Businesses Learning to Guard Rights

Rospatent, the state patent authority, is examining a record number of patent disputes, as businesses become increasingly aggressive in defending their rights.

Yet, bona fide right holders can help the government do a better job in fighting patent violations, Rospatent chief Boris Simonov said Wednesday at a round-table conference organized by the Russo-British Chamber of Commerce.

Rospatent is the arbitrator in hundreds of trademark disputes, among them U.S. coffee giant Starbuck's attempt to reclaim its name from a Russian company.

Last year, Rospatent looked into 2,000 patent disputes, compared with 600 in 2003, Simonov said. In the first six months of 2005, the agency has already considered 1,400 cases.

"It's really important that bodies of the executive branch join forces with bona fide right holders to come up with coordinated activities to better regulate the market," he said.

While acknowledging bumps along the way, Simonov recalled how far Russia had come since the Soviet era, when the country's lone patent holder was the state.

"We shouldn't rack up the mistakes that have been made," he said. "A system has taken shape, and we have to improve it."

One of the main reasons for the rise in the number of cases under Rospatent's consideration is that businesses are increasingly prepared to stand up for their rights, trademark experts said.

"People have become more interested in guarding their intellectual property rights," Nina Polyakova, a patent attorney with IP Pro law firm, said by telephone.

Nonetheless, so-called trademark squatting remains a serious issue. "The topic of use and non-use of trademark continues to be a huge problem," said Peter Necarsulmer, president of the Coalition for Intellectual Property Rights and founder of PBN public relations agency.
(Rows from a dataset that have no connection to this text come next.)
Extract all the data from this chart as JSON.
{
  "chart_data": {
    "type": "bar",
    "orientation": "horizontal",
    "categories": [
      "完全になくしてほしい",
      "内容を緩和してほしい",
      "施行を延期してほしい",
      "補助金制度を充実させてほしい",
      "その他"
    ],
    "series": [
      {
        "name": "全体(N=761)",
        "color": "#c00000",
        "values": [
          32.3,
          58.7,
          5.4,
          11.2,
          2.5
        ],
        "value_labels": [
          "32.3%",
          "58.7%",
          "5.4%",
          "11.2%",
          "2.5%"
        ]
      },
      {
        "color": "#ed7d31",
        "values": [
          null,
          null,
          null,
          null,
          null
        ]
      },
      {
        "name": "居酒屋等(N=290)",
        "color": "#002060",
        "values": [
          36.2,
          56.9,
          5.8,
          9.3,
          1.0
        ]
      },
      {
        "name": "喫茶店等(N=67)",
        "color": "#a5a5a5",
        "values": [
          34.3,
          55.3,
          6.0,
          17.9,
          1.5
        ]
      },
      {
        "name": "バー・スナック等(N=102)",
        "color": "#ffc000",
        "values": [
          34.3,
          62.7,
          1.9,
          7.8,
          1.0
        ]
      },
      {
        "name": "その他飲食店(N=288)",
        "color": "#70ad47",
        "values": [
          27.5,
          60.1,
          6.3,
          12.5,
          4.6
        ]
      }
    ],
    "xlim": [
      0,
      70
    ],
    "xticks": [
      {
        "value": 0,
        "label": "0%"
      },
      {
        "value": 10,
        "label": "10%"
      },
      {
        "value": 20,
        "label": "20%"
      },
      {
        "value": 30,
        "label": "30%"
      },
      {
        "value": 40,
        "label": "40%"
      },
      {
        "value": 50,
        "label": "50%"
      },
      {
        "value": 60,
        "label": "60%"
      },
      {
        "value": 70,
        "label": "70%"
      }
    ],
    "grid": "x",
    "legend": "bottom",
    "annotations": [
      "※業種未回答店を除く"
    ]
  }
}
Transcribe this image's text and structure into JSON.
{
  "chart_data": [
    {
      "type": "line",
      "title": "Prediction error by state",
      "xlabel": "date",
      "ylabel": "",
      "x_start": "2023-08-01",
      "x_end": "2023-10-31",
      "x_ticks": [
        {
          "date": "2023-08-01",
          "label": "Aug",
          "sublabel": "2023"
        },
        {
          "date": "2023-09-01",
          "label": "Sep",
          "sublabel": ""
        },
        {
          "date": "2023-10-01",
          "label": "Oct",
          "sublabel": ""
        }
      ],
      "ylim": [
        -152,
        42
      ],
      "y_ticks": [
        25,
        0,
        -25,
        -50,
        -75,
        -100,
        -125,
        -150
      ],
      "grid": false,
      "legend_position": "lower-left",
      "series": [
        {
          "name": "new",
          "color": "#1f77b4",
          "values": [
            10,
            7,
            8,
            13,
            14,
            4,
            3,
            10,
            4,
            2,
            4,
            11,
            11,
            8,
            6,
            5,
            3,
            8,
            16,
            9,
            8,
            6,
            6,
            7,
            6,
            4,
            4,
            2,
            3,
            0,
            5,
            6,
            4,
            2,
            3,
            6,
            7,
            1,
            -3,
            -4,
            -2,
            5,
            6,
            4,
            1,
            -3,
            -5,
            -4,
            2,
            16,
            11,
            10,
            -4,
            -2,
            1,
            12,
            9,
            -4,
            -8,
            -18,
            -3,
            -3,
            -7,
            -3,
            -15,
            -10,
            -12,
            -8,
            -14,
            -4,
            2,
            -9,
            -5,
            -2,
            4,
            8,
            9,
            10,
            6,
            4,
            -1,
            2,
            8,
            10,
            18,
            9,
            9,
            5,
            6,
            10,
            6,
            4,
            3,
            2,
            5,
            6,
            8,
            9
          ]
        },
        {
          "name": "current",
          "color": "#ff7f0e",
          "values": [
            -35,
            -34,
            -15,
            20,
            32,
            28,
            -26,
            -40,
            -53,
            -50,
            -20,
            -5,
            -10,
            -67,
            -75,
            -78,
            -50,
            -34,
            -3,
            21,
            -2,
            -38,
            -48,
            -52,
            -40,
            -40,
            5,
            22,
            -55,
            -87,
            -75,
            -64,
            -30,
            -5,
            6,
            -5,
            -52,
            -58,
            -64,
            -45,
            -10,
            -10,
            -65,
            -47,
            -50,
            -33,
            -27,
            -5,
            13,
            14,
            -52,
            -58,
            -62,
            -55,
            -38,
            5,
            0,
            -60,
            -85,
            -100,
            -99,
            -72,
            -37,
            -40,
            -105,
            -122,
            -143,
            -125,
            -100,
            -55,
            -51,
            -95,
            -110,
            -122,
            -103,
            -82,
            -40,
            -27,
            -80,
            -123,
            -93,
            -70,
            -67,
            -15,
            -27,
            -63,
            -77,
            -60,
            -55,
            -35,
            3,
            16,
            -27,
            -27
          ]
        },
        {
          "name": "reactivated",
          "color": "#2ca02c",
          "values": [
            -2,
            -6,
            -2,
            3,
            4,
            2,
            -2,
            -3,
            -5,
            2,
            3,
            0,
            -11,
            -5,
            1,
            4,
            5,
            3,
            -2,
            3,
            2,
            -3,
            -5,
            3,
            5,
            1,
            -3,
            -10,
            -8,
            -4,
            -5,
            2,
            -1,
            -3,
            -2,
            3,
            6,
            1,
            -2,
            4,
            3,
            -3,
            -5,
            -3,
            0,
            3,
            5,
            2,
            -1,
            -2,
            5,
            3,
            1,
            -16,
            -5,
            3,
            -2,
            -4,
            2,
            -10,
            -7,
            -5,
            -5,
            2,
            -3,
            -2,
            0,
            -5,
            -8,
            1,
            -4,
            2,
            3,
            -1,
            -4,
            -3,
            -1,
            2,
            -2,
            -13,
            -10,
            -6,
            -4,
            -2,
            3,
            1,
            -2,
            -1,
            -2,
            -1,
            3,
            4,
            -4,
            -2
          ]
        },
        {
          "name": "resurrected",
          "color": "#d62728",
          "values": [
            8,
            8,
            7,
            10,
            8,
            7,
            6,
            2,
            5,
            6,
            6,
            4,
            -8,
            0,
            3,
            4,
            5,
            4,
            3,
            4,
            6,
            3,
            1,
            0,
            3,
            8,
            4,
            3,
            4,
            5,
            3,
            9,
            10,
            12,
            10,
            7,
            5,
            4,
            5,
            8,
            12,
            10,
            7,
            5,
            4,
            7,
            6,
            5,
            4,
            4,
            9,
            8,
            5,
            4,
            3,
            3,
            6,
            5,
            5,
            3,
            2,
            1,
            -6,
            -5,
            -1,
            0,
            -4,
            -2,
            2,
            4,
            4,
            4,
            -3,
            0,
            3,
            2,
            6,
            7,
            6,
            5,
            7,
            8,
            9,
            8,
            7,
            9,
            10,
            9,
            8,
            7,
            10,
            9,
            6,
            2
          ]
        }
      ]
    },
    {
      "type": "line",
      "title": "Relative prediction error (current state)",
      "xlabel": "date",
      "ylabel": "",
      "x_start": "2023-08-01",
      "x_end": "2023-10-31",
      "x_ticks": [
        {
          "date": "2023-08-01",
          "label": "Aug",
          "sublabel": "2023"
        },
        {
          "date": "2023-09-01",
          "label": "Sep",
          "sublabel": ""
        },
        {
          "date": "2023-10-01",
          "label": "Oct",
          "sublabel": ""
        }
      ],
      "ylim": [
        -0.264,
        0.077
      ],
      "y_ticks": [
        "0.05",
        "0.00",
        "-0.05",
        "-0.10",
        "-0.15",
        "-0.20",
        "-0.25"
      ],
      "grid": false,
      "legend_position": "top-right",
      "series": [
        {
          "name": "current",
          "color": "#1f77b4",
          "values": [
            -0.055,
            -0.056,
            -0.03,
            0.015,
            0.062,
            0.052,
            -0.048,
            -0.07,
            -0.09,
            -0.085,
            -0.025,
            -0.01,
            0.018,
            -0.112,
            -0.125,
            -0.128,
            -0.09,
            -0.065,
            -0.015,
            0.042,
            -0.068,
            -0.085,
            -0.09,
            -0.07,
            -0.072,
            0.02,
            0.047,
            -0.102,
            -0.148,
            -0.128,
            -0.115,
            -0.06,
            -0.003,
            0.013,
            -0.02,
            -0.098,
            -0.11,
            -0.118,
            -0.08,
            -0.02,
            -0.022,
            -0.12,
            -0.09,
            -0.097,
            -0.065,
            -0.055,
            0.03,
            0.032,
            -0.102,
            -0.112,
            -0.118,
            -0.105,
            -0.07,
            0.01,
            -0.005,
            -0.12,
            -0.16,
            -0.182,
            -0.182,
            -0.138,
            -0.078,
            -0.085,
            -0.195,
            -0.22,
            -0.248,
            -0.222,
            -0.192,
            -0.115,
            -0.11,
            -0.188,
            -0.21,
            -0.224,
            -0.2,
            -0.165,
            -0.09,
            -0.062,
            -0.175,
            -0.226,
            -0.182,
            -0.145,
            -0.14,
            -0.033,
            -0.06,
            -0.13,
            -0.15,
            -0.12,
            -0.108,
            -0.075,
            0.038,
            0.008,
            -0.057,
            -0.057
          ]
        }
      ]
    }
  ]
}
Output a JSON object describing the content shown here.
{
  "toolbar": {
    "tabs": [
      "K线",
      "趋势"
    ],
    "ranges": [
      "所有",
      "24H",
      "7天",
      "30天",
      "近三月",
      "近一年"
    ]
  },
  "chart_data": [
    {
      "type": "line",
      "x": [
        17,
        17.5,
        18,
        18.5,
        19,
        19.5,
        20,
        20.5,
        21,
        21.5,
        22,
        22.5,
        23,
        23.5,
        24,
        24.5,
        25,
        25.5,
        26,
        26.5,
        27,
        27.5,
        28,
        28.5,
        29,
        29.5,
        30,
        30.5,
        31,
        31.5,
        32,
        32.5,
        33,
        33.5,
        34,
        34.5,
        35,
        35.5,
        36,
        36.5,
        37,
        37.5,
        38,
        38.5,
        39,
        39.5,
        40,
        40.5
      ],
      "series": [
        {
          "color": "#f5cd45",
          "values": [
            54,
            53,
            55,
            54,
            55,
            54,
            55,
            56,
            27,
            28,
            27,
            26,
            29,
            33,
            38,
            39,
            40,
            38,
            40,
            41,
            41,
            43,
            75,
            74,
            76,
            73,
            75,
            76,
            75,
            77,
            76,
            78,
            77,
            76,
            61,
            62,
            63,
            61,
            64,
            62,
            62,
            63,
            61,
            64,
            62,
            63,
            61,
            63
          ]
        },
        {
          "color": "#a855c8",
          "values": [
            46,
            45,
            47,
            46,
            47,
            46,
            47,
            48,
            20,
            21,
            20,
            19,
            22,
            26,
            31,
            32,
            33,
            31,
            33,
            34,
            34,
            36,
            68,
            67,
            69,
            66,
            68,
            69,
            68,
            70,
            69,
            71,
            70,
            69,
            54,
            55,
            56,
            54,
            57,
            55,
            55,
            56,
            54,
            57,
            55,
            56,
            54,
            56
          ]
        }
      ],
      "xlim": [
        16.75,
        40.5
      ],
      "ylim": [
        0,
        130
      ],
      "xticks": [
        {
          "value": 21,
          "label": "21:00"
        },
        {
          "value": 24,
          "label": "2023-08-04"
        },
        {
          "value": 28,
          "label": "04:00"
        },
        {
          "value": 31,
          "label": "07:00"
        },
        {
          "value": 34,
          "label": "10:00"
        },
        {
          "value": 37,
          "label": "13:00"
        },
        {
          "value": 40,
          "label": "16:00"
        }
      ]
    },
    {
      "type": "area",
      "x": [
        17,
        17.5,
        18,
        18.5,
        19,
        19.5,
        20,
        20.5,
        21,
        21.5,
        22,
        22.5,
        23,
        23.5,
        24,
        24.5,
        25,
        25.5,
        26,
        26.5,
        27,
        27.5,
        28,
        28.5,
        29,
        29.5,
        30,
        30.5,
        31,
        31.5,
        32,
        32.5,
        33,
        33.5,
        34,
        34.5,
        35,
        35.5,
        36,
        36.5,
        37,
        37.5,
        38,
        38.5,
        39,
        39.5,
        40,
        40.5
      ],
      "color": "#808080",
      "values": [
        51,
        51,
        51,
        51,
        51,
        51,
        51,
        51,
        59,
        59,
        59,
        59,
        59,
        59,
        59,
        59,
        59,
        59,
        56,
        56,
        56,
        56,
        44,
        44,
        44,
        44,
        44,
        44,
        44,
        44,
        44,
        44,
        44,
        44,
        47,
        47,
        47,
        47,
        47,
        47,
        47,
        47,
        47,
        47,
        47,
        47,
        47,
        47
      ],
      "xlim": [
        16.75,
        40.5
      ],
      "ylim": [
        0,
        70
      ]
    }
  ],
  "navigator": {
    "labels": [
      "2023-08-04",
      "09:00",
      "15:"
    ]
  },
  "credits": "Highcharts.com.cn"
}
While there are loopholes in legislation and enforcement is lax, the problem is exacerbated by right owners caving in to blackmailing by trademark squatters, Necarsulmer said.

"If [right holders] didn't pay blackmailers, would blackmailers be in business?" he said.

According to Russian law, any business can apply to use a trademark if it has not been used for three years.

Of the 2,000 patent disputes considered last year by Rospatent, 680 cases dealt with trademark use -- a proportion that has jumped to 800 out of 1,400 in the first half of this year.

In a well-known case, Starbucks has been tripped up from entering Russia because a local company holds the Starbucks trademark. Rospatent's final word on the issue is still pending.